If you also need to look for an element in O(1) you should consider using some structures that will associate both an index to an item and an item to an index. I don't think STL provides any, but boost should have something like that.
If O(log n) is a cost you can afford, also consider std::map
You can use what is commonly refered to as a multimap. That is, it stores Key and multiple values. This is an O(log) look up time.
If you're working with Visual Studios they provide their own hash_multimap, else may I suggest using Boost::unordered_map with a list as your value?
You don't need a sparse array of 1000000000000 elements; use an std::map to map positions to values.
If you want bi-directional lookup (that is, you sometimes want "what are the indexes for this value?" and sometimes "what value is at this index?") then you can use a boost::bimap.
Things get further complicated as you have values appearing more than once. You can sacrifice the bi-directional lookup and use a std::multimap.
You could use a map for that. Like:
std::map<int, std::vector<int>> MyMap;
So everytime you encounter a value while reading the file, you append it's position to the map. Say X is the value you read and Y is the position then you just do
MyMap[X].push_back( Y );
Instead of you array use
std::map<int, vector<int> > a;
You need an associative collection but you might want to associated with multiple values.
You can use std::multimap< int, int >
or
you can use std::map< int, std::set< int > >
I have found in practice the latter is easier for removing items if you just need to remove one element. It is unique on key-value combinations but not on key or value alone.
If you need higher performance then you may wish to use a hash_map instead of map. For the inner collection though you will not get much performance in using a hash, as you will have very few duplicates and it is better to std::set.

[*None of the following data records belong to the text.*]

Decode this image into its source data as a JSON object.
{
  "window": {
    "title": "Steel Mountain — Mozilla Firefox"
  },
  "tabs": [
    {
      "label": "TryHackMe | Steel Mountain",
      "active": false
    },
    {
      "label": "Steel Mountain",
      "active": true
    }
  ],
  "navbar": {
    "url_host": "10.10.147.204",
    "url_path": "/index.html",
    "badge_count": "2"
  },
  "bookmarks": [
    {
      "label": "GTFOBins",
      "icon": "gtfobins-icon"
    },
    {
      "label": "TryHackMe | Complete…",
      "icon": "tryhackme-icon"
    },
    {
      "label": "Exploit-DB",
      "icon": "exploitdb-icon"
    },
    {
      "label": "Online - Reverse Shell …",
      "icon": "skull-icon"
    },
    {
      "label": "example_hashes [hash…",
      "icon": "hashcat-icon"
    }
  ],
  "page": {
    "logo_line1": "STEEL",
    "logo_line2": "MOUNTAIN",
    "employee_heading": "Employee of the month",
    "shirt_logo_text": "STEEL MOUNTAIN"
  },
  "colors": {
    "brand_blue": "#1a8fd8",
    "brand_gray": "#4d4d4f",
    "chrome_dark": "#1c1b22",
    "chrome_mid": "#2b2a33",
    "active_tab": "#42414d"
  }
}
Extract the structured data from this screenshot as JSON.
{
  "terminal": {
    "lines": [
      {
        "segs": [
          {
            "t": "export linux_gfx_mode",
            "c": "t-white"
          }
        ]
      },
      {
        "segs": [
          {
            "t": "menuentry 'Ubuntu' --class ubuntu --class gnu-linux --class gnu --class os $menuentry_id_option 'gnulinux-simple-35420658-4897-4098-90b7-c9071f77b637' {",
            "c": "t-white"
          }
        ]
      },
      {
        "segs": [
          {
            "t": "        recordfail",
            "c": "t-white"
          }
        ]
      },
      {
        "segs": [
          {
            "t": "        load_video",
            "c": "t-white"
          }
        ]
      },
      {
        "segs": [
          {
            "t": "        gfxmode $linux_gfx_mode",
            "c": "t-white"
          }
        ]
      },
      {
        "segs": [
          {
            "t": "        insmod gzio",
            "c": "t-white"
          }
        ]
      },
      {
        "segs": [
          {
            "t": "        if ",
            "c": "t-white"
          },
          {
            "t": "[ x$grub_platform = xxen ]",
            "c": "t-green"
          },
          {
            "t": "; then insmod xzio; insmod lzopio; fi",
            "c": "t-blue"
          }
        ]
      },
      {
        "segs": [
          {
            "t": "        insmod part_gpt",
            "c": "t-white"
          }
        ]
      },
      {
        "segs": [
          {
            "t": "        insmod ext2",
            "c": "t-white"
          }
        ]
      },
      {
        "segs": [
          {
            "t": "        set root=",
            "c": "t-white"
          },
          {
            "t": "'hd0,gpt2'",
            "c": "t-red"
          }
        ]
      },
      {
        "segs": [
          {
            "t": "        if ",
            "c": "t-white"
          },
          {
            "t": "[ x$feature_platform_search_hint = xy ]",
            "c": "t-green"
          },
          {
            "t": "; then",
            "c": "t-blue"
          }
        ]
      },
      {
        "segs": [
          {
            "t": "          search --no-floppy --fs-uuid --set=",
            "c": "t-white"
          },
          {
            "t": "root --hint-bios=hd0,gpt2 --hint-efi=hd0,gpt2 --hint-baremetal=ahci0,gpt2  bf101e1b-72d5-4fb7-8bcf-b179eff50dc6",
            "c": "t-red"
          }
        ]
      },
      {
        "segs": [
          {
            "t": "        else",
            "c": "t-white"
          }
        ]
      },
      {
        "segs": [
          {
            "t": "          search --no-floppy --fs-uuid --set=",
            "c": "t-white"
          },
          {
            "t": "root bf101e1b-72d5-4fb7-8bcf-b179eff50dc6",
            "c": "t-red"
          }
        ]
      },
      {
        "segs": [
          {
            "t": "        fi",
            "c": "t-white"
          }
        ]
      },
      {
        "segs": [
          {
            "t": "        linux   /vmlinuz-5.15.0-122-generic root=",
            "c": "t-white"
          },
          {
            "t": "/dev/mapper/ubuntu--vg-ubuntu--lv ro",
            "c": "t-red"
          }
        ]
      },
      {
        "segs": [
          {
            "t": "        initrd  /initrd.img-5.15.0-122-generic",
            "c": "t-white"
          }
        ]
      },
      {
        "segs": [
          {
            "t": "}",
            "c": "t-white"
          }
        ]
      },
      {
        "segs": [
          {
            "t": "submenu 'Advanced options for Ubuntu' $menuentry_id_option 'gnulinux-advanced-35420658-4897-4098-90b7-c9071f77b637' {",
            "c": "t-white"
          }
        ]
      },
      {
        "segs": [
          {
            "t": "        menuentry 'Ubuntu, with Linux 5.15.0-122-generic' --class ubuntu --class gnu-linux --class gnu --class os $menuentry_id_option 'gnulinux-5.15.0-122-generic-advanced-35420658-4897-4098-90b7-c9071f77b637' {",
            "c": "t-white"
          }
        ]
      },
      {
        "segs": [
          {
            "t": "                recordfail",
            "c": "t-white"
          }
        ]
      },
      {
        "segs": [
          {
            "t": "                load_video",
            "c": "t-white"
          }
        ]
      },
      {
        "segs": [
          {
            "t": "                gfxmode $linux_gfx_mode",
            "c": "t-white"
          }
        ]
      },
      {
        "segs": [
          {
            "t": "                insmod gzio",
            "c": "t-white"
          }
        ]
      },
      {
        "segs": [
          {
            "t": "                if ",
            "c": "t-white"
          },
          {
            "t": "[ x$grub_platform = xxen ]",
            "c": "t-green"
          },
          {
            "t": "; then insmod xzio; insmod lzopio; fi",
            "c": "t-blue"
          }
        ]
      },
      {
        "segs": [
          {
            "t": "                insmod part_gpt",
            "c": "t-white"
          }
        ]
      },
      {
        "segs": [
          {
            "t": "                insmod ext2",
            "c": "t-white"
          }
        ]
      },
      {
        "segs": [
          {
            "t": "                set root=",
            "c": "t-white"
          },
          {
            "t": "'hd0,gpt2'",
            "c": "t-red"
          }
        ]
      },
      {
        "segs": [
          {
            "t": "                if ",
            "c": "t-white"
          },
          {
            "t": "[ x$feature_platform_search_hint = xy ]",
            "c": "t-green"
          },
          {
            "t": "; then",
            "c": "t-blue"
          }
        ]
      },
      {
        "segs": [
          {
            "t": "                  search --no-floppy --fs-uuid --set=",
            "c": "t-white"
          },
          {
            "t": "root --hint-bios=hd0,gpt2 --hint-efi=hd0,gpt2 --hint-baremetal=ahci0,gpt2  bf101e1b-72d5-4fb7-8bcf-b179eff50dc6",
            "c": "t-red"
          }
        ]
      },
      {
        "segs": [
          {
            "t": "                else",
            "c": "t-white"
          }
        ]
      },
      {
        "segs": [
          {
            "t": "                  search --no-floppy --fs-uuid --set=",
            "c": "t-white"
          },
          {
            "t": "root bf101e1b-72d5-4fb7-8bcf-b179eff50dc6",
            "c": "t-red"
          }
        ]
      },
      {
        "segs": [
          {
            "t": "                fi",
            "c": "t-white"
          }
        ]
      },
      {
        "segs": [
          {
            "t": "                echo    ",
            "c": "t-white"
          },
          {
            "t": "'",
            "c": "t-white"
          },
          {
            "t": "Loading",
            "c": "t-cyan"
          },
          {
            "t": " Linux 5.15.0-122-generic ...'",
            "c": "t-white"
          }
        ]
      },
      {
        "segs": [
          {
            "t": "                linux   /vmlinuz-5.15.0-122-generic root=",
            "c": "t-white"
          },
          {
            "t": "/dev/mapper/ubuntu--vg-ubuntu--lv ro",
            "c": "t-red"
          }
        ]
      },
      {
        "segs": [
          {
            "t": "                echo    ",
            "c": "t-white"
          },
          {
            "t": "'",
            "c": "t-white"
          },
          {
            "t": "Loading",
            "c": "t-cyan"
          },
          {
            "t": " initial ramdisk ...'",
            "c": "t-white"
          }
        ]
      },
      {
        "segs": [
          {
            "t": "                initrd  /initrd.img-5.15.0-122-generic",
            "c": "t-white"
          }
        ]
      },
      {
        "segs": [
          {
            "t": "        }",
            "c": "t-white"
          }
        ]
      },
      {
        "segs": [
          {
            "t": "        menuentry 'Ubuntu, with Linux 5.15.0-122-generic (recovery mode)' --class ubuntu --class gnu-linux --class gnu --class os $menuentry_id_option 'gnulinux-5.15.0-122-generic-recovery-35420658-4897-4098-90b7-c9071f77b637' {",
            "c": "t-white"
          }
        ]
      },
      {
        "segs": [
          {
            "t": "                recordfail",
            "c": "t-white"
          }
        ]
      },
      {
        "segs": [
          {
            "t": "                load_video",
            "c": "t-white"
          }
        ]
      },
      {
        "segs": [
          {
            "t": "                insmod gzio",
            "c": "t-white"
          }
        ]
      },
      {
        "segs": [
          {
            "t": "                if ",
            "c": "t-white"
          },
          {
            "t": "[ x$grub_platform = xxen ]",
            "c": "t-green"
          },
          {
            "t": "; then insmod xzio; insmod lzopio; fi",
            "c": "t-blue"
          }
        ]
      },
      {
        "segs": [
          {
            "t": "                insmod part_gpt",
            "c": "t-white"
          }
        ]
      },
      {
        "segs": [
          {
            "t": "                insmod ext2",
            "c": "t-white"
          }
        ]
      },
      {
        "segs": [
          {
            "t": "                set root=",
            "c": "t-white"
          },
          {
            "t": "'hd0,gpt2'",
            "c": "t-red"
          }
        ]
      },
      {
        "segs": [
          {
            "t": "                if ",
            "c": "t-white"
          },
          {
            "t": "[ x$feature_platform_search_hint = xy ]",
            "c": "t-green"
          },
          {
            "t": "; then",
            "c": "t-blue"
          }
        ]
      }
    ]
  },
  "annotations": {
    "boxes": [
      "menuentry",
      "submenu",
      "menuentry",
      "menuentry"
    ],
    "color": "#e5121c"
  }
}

There are many implementations of hash_map, and it is in the new standard. If you don't have the new standard, go for boost.
It seems you need a std::map<int,int>. You can store the mapping such as 1241->0 124515->1 etc. Then perform a look up on this map to get the array index.
Besides the std::map solution offered by others here (O(log n)), there's the approach of a hash map (implemented as boost::unordered_map or std::unordered_map in C++0x, supported by modern compilers).
It would give you O(1) lookup on average, which often is faster than a tree-based std::map. Try for yourself.
You can use a std::multimap to store both a key (e.g. 1241) and multiple values (e.g. 1, 6 and 7).
An insert has logarithmic complexity, but you can speed it up if you give the insert method a hint where it can insert the item.
For O(1) lookup you could hash the number to find its entry (key) in a hash map (boost::unordered_map, dictionary, stdex::hash_map etc)
The value could be a vector of indices where the number occurs or a 3000 bit array (375 bytes) where the bit number for each respective index where the number (key) occurs is set.
boost::unordered_map<unsigned long, std::vector<unsigned long>> myMap;
for(unsigned long i = 0; i < sizeof(a)/sizeof(*a); ++i)
{
myMap[a[i]].push_back(i);
}
Instead of storing an array of integer, you could store an array of structure containing the integer value and all its positions in an array or vector.